Les plans de Madrid pour contrôler la police catalane

Cependant, El Mundo indique qu’en cas d’élection d’un président et de lancement concret du processus indépendantiste, le gouvernement envisage d’agir progressivement pour faire céder l’exécutif catalan. D’abord, en coupant les transferts financiers vers la Catalogne. Mais il s’expose alors à la prise de contrôle de l’administration fiscale par la Generalitat pour empêcher les impôts catalans de remonter à Madrid. Ensuite, en portant plainte contre le président régional et contre la présidente du parlement catalan.

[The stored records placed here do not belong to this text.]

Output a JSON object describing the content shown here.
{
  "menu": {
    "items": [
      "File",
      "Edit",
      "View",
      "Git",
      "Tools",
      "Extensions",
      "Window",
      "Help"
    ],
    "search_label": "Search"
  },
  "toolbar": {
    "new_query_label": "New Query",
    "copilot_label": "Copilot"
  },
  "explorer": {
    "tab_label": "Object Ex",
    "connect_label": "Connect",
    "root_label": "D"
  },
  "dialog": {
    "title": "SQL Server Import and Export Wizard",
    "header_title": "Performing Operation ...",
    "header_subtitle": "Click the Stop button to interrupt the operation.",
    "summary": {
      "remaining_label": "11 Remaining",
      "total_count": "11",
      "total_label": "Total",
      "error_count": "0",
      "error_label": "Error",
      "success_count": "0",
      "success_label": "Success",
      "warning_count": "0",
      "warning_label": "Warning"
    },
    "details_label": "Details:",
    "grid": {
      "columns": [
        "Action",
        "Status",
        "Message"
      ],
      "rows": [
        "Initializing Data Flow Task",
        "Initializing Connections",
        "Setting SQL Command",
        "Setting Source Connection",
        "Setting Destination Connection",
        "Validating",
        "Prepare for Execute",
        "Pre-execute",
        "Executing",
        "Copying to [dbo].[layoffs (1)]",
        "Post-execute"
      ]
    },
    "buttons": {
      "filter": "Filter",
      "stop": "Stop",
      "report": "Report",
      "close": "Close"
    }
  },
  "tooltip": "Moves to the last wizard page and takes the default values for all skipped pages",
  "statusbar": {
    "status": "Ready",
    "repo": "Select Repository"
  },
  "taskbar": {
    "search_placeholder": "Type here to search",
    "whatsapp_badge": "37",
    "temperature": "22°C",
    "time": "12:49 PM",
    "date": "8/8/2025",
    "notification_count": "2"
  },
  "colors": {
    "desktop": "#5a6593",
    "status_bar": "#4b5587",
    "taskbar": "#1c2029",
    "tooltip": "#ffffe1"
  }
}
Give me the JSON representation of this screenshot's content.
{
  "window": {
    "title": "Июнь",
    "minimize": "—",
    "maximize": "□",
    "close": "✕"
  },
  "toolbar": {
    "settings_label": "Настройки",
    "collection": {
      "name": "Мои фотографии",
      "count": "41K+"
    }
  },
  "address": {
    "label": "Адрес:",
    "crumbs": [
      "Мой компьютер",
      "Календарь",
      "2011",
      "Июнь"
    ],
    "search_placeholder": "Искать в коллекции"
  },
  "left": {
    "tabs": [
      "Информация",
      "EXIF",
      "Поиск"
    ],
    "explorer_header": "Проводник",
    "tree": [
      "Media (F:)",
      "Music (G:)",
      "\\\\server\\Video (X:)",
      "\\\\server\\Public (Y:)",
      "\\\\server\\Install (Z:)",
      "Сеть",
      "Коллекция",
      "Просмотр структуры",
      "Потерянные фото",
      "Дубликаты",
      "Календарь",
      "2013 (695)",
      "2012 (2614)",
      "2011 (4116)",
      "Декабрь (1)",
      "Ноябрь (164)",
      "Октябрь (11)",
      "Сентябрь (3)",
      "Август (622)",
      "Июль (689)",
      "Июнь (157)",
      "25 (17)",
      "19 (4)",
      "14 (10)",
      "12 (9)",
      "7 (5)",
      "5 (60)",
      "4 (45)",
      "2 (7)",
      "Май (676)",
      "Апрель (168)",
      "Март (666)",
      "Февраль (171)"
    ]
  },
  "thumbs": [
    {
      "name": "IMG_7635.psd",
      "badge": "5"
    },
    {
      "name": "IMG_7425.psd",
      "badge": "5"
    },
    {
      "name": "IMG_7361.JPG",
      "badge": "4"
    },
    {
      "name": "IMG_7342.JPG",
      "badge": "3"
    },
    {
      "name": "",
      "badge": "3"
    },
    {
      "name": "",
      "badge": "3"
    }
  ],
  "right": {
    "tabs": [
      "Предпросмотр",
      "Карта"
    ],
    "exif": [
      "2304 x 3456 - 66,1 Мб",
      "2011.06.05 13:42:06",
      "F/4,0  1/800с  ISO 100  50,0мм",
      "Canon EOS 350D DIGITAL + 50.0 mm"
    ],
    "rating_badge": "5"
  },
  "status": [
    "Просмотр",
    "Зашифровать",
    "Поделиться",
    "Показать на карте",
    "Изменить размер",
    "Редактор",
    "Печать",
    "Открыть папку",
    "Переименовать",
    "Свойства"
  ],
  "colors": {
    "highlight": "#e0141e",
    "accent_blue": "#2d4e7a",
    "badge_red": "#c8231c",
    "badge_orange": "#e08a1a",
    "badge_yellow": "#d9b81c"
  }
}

Ce n’est qu’ensuite, si rien ne change, que Madrid entend utiliser l’article 155 avec un geste fort : la prise de contrôle de la police catalane, les Mossos D’Esquadra. Selon les données de Madrid révélées par El Mundo, seuls 300 des 17.000 Mossos seraient prêts à refuser cette prise de contrôle par le ministère espagnol de l’intérieur, la masse restera fidèle à l’Espagne. Un chiffre qui semble sans doute exagéré, mais qui fera son effet certainement sur une partie de la population catalane. Une fois les forces de l’ordre contrôlées, la suspension des institutions catalanes pourrait paraître aisée. Si, évidemment, les Catalans ne descendent pas dans les rues pour défendre leurs institutions…

En tout cas, le journal conservateur madrilène assure que la Commission européenne et les Etats de l’UE soutiendront Madrid et « les moyens employés pour soutenir la légalité. » L’Europe a donc fait son choix et les indépendantistes catalans ne pourront compter pour avancer que sur leur propre détermination.

Le 20 décembre changera-t-il la donne ?

Reste une inconnue : le résultat des élections espagnoles du 20 décembre. Mais ces plans ne devraient guère être remis en cause par une nouvelle majorité. Pour le moment, le Parti populaire de Mariano Rajoy et le parti des Citoyens (Ciudadanos) d’Albert Rivera, farouchement unioniste, semblent en mesure de gouverner ensemble. Or, le programme de ce dernier parti, révélé dimanche, va dans le sens d’une réduction de l’autonomie régionale. Sans doute sera-t-il même partisan d’une méthode plus directe contre l’indépendantisme. Quoi qu’il arrive, le PSOE, le parti socialiste espagnol, semble s’aligner sur le PP et Ciudadanos. Le 20 décembre, à moins d’une poussée aujourd’hui improbable de la gauche radicale, ne changera rien. Reste une hypothèse: si Ciudadanos lance la surenchère sur l’article 155 en critiquant la prudence de Mariano Rajoy, il pourrait décider ce dernier à agir plus rapidement. Et donc à changer la donner. Car le cas catalan est devenu un enjeu majeur de la campagne espagnole.